I just completed an upgrade of our prod Membase cluster to go from 1.7.2 to Couchbase 1.8.1 community edition, which was made available recently. Since I am planning to do the upgrade by taking all the nodes down and update all the server software which will incur downtime, I figured I will also try out the newly available “EBS with provisioned IOPS”. Things went well for the most part, however there is one key thing when doing the upgrade that was not covered in Couchbase’s documentation.
If you are deploying your Couchbase server in a cloud service like EC2, you likely have changed your server setting so it uses a DNS name rather than a self-reported IP address (see: http://www.couchbase.com/docs/couchbase-manual-1.8/couchbase-bestpractice-cloud-ip.html). And if that is part of your setup, you have to also do the same to the database upgrade script that will convert your data to 1.8.1 format. Here are the steps I used to do the upgrade on my boxes running Amazon Linux AMI:
- Of course, backup the server.
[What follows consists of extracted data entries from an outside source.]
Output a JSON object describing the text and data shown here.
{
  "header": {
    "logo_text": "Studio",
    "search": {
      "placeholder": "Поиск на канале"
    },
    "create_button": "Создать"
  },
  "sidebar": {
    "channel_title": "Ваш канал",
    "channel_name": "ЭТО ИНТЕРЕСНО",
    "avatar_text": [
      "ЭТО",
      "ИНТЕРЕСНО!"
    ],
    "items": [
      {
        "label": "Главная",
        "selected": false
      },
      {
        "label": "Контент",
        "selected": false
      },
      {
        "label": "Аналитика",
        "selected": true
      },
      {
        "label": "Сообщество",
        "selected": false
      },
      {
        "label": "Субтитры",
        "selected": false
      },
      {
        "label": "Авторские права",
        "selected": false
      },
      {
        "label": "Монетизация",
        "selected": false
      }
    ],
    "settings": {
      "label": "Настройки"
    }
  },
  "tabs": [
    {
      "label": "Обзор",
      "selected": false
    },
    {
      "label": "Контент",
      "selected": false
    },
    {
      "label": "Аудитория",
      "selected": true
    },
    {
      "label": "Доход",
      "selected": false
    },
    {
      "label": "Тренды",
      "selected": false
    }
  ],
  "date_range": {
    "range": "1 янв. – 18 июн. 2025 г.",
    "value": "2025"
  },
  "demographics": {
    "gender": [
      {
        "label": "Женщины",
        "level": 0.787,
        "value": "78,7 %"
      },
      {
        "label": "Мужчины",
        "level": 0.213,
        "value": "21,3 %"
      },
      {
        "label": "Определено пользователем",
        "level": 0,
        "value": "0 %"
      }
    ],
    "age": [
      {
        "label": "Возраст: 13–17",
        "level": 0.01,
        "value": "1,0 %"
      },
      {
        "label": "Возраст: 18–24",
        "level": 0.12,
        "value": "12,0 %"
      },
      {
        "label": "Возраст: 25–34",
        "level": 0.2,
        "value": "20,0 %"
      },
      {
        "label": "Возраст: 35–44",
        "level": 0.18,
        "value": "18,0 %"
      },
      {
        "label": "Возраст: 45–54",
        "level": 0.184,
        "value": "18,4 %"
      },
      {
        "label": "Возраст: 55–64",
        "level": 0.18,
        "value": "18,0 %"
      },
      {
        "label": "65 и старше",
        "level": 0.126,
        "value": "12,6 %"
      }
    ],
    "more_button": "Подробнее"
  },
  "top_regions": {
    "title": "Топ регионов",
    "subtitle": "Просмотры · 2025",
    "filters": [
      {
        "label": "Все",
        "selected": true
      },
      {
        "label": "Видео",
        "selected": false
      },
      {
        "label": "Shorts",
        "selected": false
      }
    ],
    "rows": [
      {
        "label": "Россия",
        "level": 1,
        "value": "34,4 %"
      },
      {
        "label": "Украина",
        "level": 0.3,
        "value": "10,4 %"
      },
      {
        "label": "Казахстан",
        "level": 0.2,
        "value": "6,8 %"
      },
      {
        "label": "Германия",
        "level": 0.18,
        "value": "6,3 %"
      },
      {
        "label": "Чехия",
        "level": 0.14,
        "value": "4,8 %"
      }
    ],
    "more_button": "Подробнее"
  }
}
You never know what’s going to happen in one of these major upgrades.
rpm -e membase-server
INSTALL_DONT_START_SERVER=1 INSTALL_DONT_AUTO_UPGRADE=1 \ INSTALL_UPGRADE_CONFIG_DIR=/opt/membase/var/lib/membase/config \ rpm -i couchbase-server-community_x86_64_1.8.1.rpm
- Find “127.0.0.1” in the file, and replace it with your custom DNS
- Find the following and add in your server name:
... -ns_server config_path "\"/opt/couchbase/etc/couchbase/static_config\"" \ -name [email protected]_DNS_HERE \ -ns_server pidfile "\"$PIDFILE\"" \ ...
- Do a dry-run of the upgrade:
/opt/couchbase/bin/cbupgrade -c /opt/membase/var/lib/membase/config -n
- If it all works, then run it without the -n option and it should complete very quickly (took no more than a few seconds for me)
- I found myself needing to reboot the box after the upgrade. Simply starting Couchbase right after the upgrade didn’t bring the server up properly.
After that, it’s back to waiting for the server to finish warming up. I am getting much better warm-up time with the new EBS with provisioned IOPS. No surprise there. Knowing how often disk ends up being the bottleneck (like just about any database under the sun), I wouldn’t setup any future Couchbase nodes without this puppy.